Cuatro palabritas a cerca del Ministerio Relámpago habrían sido más rico manjar de aquel festín de Historia viva; pero no se presentó la narradora en este singular caso tan bien dispuesta á la confianza como en otros. Más generosa que sincera, amparó con ardientes elogios la memoria de la monja Patrocinio. «Era  una mujer muy buena–nos dijo–; era una santa y no se metía en política ni en cosas del Gobierno. Intervino, sí, en asuntos de mi familia, para que mi marido y yo hiciéramos las paces, pero nada más. La gente desocupada inventó mil catálogos, que han corrido por toda España y por todo el mundo… Cierto que aquel cambio de ministerio fué una equivocación; pero al siguiente día quedó todo arreglado… Yo tenía entonces diecinueve años… Este me aconseja una cosa, aquél otra, y luego venía un tercero que me decía: ni aquello ni esto debes hacer, sino lo de más allá…  Pónganse ustedes en mi caso. Diecinueve años y metida en un laberinto, por el cual tenía que andar palpando las paredes, pues no había luz que me guiara. Si alguno me encendía una luz, venía otro y me la apagaba…» Gustosa de tratar ese tema, no se recató para decirnos cuán difíciles fueron para ella los comienzos de su reinado, expuesto á mil tropiezos por no tener á nadie que desinteresadamente la guiara y aconsejara. «Los que podían hacerlo no sabían una palabra de Gobiernos constitucionales; eran cortesanos que sólo  entendían de etiqueta, y cómo se tratara de política, no había quien los sacara del absolutismo. Los que eran ilustrados y sabían de constitución y de todas estas cosas, no nos aleccionaban sino en los casos que pudieran serles favorables, dejándome a obscuras si se trataba de algo en que mi buen conocimiento pudieran favorecer al contrario. ¿Qué había de hacer yo, tan jovencilla, reina á los catorce años, sin ningún freno en mi voluntad, con todo el dinero á manos para mis antojos y para darnos al gusto de favorecer a los necesitados; no viendo a mi lado más que personas que se doblaban como cañas, ni oyendo más que voces de adulación que me aturdían? ¿Qué había de hacer yo?… Póngase en mi caso…»
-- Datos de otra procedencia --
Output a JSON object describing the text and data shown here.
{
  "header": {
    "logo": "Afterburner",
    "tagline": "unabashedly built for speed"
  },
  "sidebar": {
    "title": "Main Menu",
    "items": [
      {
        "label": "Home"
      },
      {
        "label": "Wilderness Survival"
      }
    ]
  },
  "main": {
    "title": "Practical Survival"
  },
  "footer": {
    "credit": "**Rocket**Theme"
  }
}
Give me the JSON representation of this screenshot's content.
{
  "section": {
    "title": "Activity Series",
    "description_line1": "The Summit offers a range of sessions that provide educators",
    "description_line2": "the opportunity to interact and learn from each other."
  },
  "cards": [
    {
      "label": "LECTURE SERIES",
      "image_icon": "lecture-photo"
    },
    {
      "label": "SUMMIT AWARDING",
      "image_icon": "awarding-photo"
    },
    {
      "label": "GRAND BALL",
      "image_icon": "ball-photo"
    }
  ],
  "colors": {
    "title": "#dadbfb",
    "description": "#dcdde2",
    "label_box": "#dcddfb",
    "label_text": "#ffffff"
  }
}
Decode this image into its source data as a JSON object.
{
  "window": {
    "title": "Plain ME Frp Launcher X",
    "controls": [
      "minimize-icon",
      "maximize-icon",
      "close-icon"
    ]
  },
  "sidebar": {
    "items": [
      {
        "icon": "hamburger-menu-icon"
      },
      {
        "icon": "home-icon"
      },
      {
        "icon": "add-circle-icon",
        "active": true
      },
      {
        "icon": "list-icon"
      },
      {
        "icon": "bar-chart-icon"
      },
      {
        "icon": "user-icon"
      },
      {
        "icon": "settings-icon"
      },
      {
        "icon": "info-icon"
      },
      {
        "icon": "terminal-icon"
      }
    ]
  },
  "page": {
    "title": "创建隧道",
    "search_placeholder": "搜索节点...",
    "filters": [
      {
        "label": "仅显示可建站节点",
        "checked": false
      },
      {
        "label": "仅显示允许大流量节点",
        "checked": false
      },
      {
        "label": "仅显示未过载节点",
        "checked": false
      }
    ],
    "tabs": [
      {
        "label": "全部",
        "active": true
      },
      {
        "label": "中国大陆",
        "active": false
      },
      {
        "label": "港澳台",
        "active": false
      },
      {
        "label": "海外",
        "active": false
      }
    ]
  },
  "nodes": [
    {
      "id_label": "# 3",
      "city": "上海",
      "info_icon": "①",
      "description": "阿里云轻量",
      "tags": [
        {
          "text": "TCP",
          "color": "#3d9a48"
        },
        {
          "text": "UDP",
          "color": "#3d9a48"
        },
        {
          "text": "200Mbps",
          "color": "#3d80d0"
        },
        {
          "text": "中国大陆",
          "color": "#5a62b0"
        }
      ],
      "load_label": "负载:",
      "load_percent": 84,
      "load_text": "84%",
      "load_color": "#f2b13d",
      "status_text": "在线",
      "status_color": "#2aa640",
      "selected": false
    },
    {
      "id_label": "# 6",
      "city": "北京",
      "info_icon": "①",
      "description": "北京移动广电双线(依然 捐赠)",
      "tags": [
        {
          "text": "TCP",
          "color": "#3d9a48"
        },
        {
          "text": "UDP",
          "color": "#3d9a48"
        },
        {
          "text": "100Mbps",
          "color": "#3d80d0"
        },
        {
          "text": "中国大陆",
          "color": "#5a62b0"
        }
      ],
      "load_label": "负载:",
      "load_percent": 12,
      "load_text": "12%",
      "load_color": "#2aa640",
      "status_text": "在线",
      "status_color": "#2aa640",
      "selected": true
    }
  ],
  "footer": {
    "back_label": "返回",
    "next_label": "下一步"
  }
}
Puestos en su caso mentalmente, fácilmente llegábamos á la conclusión de que sólo siendo doña Isabel criatura sobrenatural, habría triunfado de tales obstáculos. Si yo hubiera tenido confianza y autoridad, habríame quizás atrevido á decirle: «Verdad, señora que en la mente de vuestra majestad no entró jamás la idea del Estado. Entró, sí, la realeza, idea fácilmente adquirida en la propia cuna; pero el Estado, el invisible ser político de la nación, expresado con formas de lenguaje antes que por pomposas galas que hablan exclusivamente a los ojos, rondaba el entendimiento de vuestra majestad, sin decidirse, á entrar en él. ¿Verdad que criaron á vuestra majestad en la persuación de que hacer podía cuánto se le antojara, y quitar y poner gobernantes como si cambiase de ropa? ¡no confió vuestra majestad demasiado en el amor de su pueblo y en la protección divina, dos cosas ¡ay! sujetas e inesperadas; las mismas quimeras? Porque los pueblos aman, y Dios protege, pero siempre con su cuenta y razón. El amor de los pueblos es siempre más egoísta que el de los hombres, y han menester los reyes de una constante atención sobre las vidas y sobre los intereses de la familia nacional para que ésta se mantenga firme en sus cariños y no se revuelva cuando se ve burlada y convertida en rebaño. El favor del cielo debió vuestra majestad esperarlo como sanción de sus acciones y de su fiel cumplimiento de las leyes, y no vislumbrarlo tras de las milagrerías y enredos con que alucinaban á la pobre niña y reina los traficantes  en piedad, y cambiantes de almas por intereses y de intereses por almas. Muchos lugares vió la reina en su largo camino desde la coronación al destierro, y a no pocos hubo de perdonar el mal que le hicieron á trueque de tantos beneficios para hombres de entereza y de gran virtud halló también en ese camino y no supo valerse de ellos. De los ingratos y de los que no lo eran, de la ambición de los revoltosos y del padecer de los pacíficos, del resentimiento de muchos y del derecho de todos, se tornó la gran justicia del 63, ardua, inevitable sentencia que nadie puede condenar analizando sus orígenes oscuros, sus medios desusados, porque los pueblos, cuando se juegan la vida por la vida, ponen en el lance todo lo que poseen.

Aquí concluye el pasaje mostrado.